CINE : WENDY ET LUCY - COUP DE COEUR
Tout sur WENDY ET LUCY - La Critique - Photos - Le 2009-01-23 01:42:51Romain Le Vern 9
WENDY ET LUCY
Un film de Kelly Reichardt
Avec Michelle Williams, Will Patton, Will Oldham
Durée : 1h20
WENDY ET LUCY de kelly reichardt
Wendy (Michelle Williams) erre en forêt avec sa chienne Lucy. La caméra observe sa silhouette de loin, traque sa démarche anxieuse. Au même instant, un chant lancinant prend le pouls de cette héroïne solitaire qui va se faner et s'abîmer dans une mélancolie de plomb. Ça dit tout, ou presque. Incompréhensible que cette balade folk et dépressive, figurant dans la section "Un certain regard" au dernier festival de Cannes, n'ait pas été retenue en compétition. Incompréhensible car on en sort éblouis. Dans le précédent Old Joy, le schéma du film-de-potes-que-tout-oppose affleurait. Mais Kelly Reichardt, qui ne travaille pas dans le cadre du film de genre, était suffisamment maligne pour éviter cet écueil en se contentant du double éclairage psychologique que l'un permettait de poser sur l'autre. Dans Wendy et Lucy, l'histoire change d'un iota même si on retrouve des sensations familières comme la peur du dernier voyage, l'usure des souliers, la corde qui rompt en silence, la solitude qui ramène à ce que l'on a toujours été et ce que l'on restera.

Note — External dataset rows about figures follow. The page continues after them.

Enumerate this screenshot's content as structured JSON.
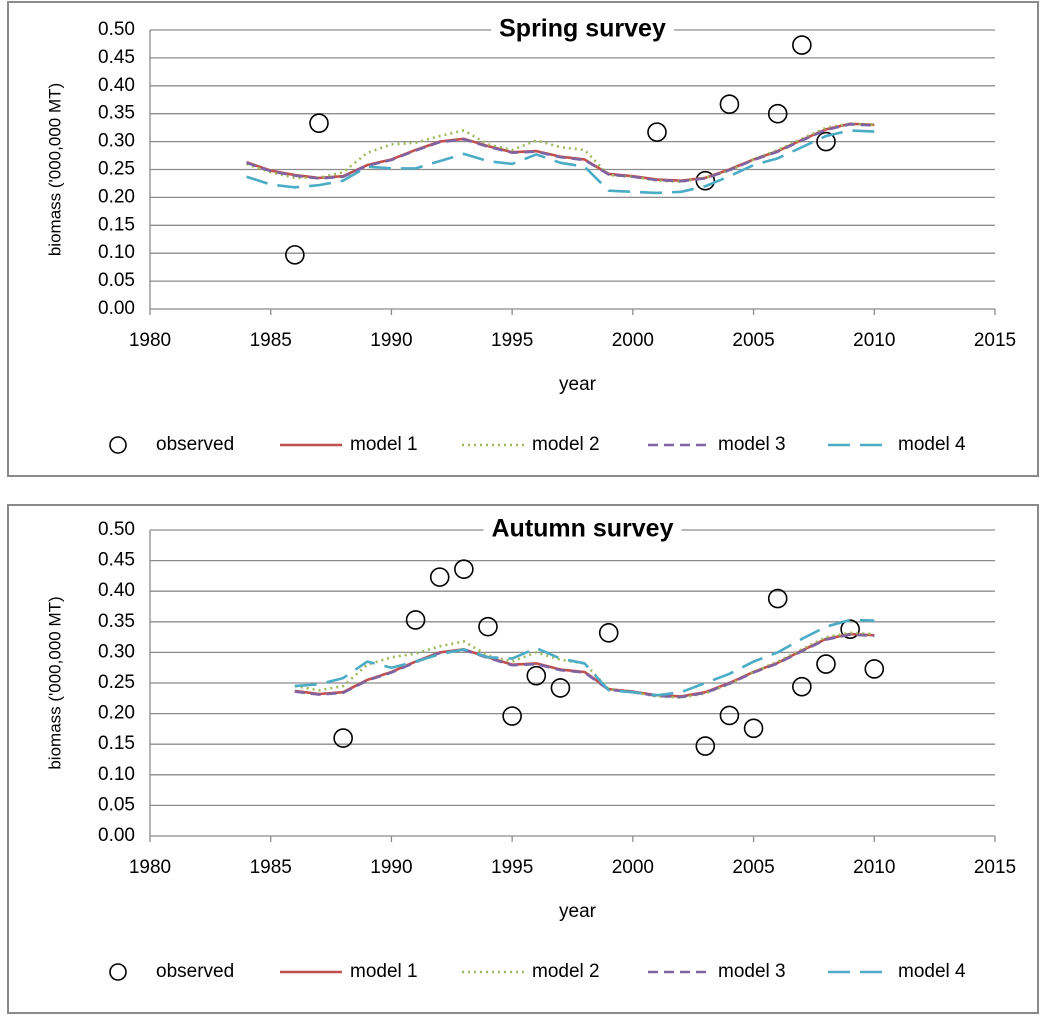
{
  "chart_data": [
    {
      "type": "line",
      "title": "Spring survey",
      "xlabel": "year",
      "ylabel": "biomass ('000,000 MT)",
      "xlim": [
        1980,
        2015
      ],
      "xticks": [
        1980,
        1985,
        1990,
        1995,
        2000,
        2005,
        2010,
        2015
      ],
      "ylim": [
        0,
        0.5
      ],
      "yticks": [
        {
          "value": 0,
          "label": "0.00"
        },
        0.05,
        {
          "value": 0.1,
          "label": "0.10"
        },
        0.15,
        {
          "value": 0.2,
          "label": "0.20"
        },
        0.25,
        {
          "value": 0.3,
          "label": "0.30"
        },
        0.35,
        {
          "value": 0.4,
          "label": "0.40"
        },
        0.45,
        {
          "value": 0.5,
          "label": "0.50"
        }
      ],
      "grid": true,
      "legend": "bottom",
      "series": [
        {
          "name": "observed",
          "color": "#000000",
          "style": "markers",
          "x": [
            1986,
            1987,
            2001,
            2003,
            2004,
            2006,
            2007,
            2008
          ],
          "values": [
            0.097,
            0.333,
            0.317,
            0.23,
            0.367,
            0.35,
            0.473,
            0.3
          ]
        },
        {
          "name": "model 1",
          "color": "#c0504d",
          "style": "solid",
          "x": [
            1984,
            1985,
            1986,
            1987,
            1988,
            1989,
            1990,
            1991,
            1992,
            1993,
            1994,
            1995,
            1996,
            1997,
            1998,
            1999,
            2000,
            2001,
            2002,
            2003,
            2004,
            2005,
            2006,
            2007,
            2008,
            2009,
            2010
          ],
          "values": [
            0.263,
            0.248,
            0.24,
            0.235,
            0.238,
            0.258,
            0.268,
            0.285,
            0.3,
            0.305,
            0.292,
            0.281,
            0.283,
            0.273,
            0.268,
            0.242,
            0.238,
            0.232,
            0.23,
            0.235,
            0.25,
            0.268,
            0.283,
            0.303,
            0.322,
            0.332,
            0.33
          ]
        },
        {
          "name": "model 2",
          "color": "#9bbb59",
          "style": "dotted",
          "x": [
            1984,
            1985,
            1986,
            1987,
            1988,
            1989,
            1990,
            1991,
            1992,
            1993,
            1994,
            1995,
            1996,
            1997,
            1998,
            1999,
            2000,
            2001,
            2002,
            2003,
            2004,
            2005,
            2006,
            2007,
            2008,
            2009,
            2010
          ],
          "values": [
            0.26,
            0.245,
            0.235,
            0.235,
            0.245,
            0.28,
            0.295,
            0.298,
            0.31,
            0.32,
            0.295,
            0.285,
            0.302,
            0.29,
            0.285,
            0.24,
            0.237,
            0.23,
            0.228,
            0.235,
            0.248,
            0.268,
            0.285,
            0.305,
            0.325,
            0.332,
            0.33
          ]
        },
        {
          "name": "model 3",
          "color": "#8064a2",
          "style": "dashed",
          "x": [
            1984,
            1985,
            1986,
            1987,
            1988,
            1989,
            1990,
            1991,
            1992,
            1993,
            1994,
            1995,
            1996,
            1997,
            1998,
            1999,
            2000,
            2001,
            2002,
            2003,
            2004,
            2005,
            2006,
            2007,
            2008,
            2009,
            2010
          ],
          "values": [
            0.262,
            0.247,
            0.239,
            0.234,
            0.237,
            0.257,
            0.267,
            0.284,
            0.299,
            0.304,
            0.291,
            0.28,
            0.282,
            0.272,
            0.267,
            0.241,
            0.237,
            0.231,
            0.229,
            0.234,
            0.249,
            0.267,
            0.282,
            0.302,
            0.321,
            0.331,
            0.329
          ]
        },
        {
          "name": "model 4",
          "color": "#4bacc6",
          "style": "longdash",
          "x": [
            1984,
            1985,
            1986,
            1987,
            1988,
            1989,
            1990,
            1991,
            1992,
            1993,
            1994,
            1995,
            1996,
            1997,
            1998,
            1999,
            2000,
            2001,
            2002,
            2003,
            2004,
            2005,
            2006,
            2007,
            2008,
            2009,
            2010
          ],
          "values": [
            0.237,
            0.223,
            0.218,
            0.222,
            0.23,
            0.255,
            0.252,
            0.252,
            0.265,
            0.278,
            0.265,
            0.26,
            0.277,
            0.262,
            0.255,
            0.212,
            0.21,
            0.208,
            0.21,
            0.22,
            0.238,
            0.258,
            0.27,
            0.29,
            0.31,
            0.32,
            0.318
          ]
        }
      ]
    },
    {
      "type": "line",
      "title": "Autumn survey",
      "xlabel": "year",
      "ylabel": "biomass ('000,000 MT)",
      "xlim": [
        1980,
        2015
      ],
      "xticks": [
        1980,
        1985,
        1990,
        1995,
        2000,
        2005,
        2010,
        2015
      ],
      "ylim": [
        0,
        0.5
      ],
      "yticks": [
        {
          "value": 0,
          "label": "0.00"
        },
        0.05,
        {
          "value": 0.1,
          "label": "0.10"
        },
        0.15,
        {
          "value": 0.2,
          "label": "0.20"
        },
        0.25,
        {
          "value": 0.3,
          "label": "0.30"
        },
        0.35,
        {
          "value": 0.4,
          "label": "0.40"
        },
        0.45,
        {
          "value": 0.5,
          "label": "0.50"
        }
      ],
      "grid": true,
      "legend": "bottom",
      "series": [
        {
          "name": "observed",
          "color": "#000000",
          "style": "markers",
          "x": [
            1988,
            1991,
            1992,
            1993,
            1994,
            1995,
            1996,
            1997,
            1999,
            2003,
            2004,
            2005,
            2006,
            2007,
            2008,
            2009,
            2010
          ],
          "values": [
            0.16,
            0.353,
            0.423,
            0.436,
            0.342,
            0.196,
            0.262,
            0.242,
            0.332,
            0.147,
            0.197,
            0.176,
            0.388,
            0.244,
            0.281,
            0.338,
            0.273
          ]
        },
        {
          "name": "model 1",
          "color": "#c0504d",
          "style": "solid",
          "x": [
            1986,
            1987,
            1988,
            1989,
            1990,
            1991,
            1992,
            1993,
            1994,
            1995,
            1996,
            1997,
            1998,
            1999,
            2000,
            2001,
            2002,
            2003,
            2004,
            2005,
            2006,
            2007,
            2008,
            2009,
            2010
          ],
          "values": [
            0.237,
            0.232,
            0.235,
            0.255,
            0.268,
            0.285,
            0.3,
            0.305,
            0.292,
            0.28,
            0.282,
            0.272,
            0.268,
            0.24,
            0.236,
            0.23,
            0.228,
            0.235,
            0.25,
            0.268,
            0.283,
            0.303,
            0.322,
            0.33,
            0.328
          ]
        },
        {
          "name": "model 2",
          "color": "#9bbb59",
          "style": "dotted",
          "x": [
            1986,
            1987,
            1988,
            1989,
            1990,
            1991,
            1992,
            1993,
            1994,
            1995,
            1996,
            1997,
            1998,
            1999,
            2000,
            2001,
            2002,
            2003,
            2004,
            2005,
            2006,
            2007,
            2008,
            2009,
            2010
          ],
          "values": [
            0.245,
            0.238,
            0.245,
            0.28,
            0.292,
            0.298,
            0.31,
            0.318,
            0.295,
            0.285,
            0.3,
            0.288,
            0.282,
            0.24,
            0.235,
            0.228,
            0.226,
            0.233,
            0.248,
            0.268,
            0.285,
            0.305,
            0.325,
            0.332,
            0.33
          ]
        },
        {
          "name": "model 3",
          "color": "#8064a2",
          "style": "dashed",
          "x": [
            1986,
            1987,
            1988,
            1989,
            1990,
            1991,
            1992,
            1993,
            1994,
            1995,
            1996,
            1997,
            1998,
            1999,
            2000,
            2001,
            2002,
            2003,
            2004,
            2005,
            2006,
            2007,
            2008,
            2009,
            2010
          ],
          "values": [
            0.236,
            0.231,
            0.234,
            0.254,
            0.267,
            0.284,
            0.299,
            0.304,
            0.291,
            0.279,
            0.281,
            0.271,
            0.267,
            0.239,
            0.235,
            0.229,
            0.227,
            0.234,
            0.249,
            0.267,
            0.282,
            0.302,
            0.321,
            0.329,
            0.327
          ]
        },
        {
          "name": "model 4",
          "color": "#4bacc6",
          "style": "longdash",
          "x": [
            1986,
            1987,
            1988,
            1989,
            1990,
            1991,
            1992,
            1993,
            1994,
            1995,
            1996,
            1997,
            1998,
            1999,
            2000,
            2001,
            2002,
            2003,
            2004,
            2005,
            2006,
            2007,
            2008,
            2009,
            2010
          ],
          "values": [
            0.245,
            0.248,
            0.258,
            0.285,
            0.275,
            0.285,
            0.297,
            0.305,
            0.292,
            0.29,
            0.307,
            0.29,
            0.282,
            0.238,
            0.235,
            0.23,
            0.235,
            0.25,
            0.265,
            0.285,
            0.3,
            0.322,
            0.342,
            0.353,
            0.352
          ]
        }
      ]
    }
  ]
}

WENDY ET LUCY de kelly reichardt
Au détour d'une scène, surgit Will Oldham, déjà compagnon de route dans Old Joy, avec sa gueule étrange de mormon rouquin. A lui seul, il laisse poindre la tristesse des laissés-pour-compte, rappelant à quel point la dérive de son personnage idéaliste, épuisé par le temps qui passe, écrasé par une solitude de vieux bouc, avait quelque chose de déchirant. Dans Wendy et Lucy, on le voit peu mais bien. Victime de la crise actuelle, Wendy emprunte la même trajectoire élégiaque que lui, en errant vers l'Alaska sans avoir le fric pour joindre les bouts. Entre deux rencontres fantomatiques, elle ne fera que musarder dans des zones interlopes, des bois sauvages avant de se retrouver derrière des grillages et des barreaux. On sait tous que la nature a horreur du vide, quoiqu'ici ce serait surtout du plein. Au loin, des trains solitaires semblent fatigués d'emprunter les mêmes rails avant de repartir, la conduite incertaine, vers une destination inconnue qui reste et restera toujours aussi triste.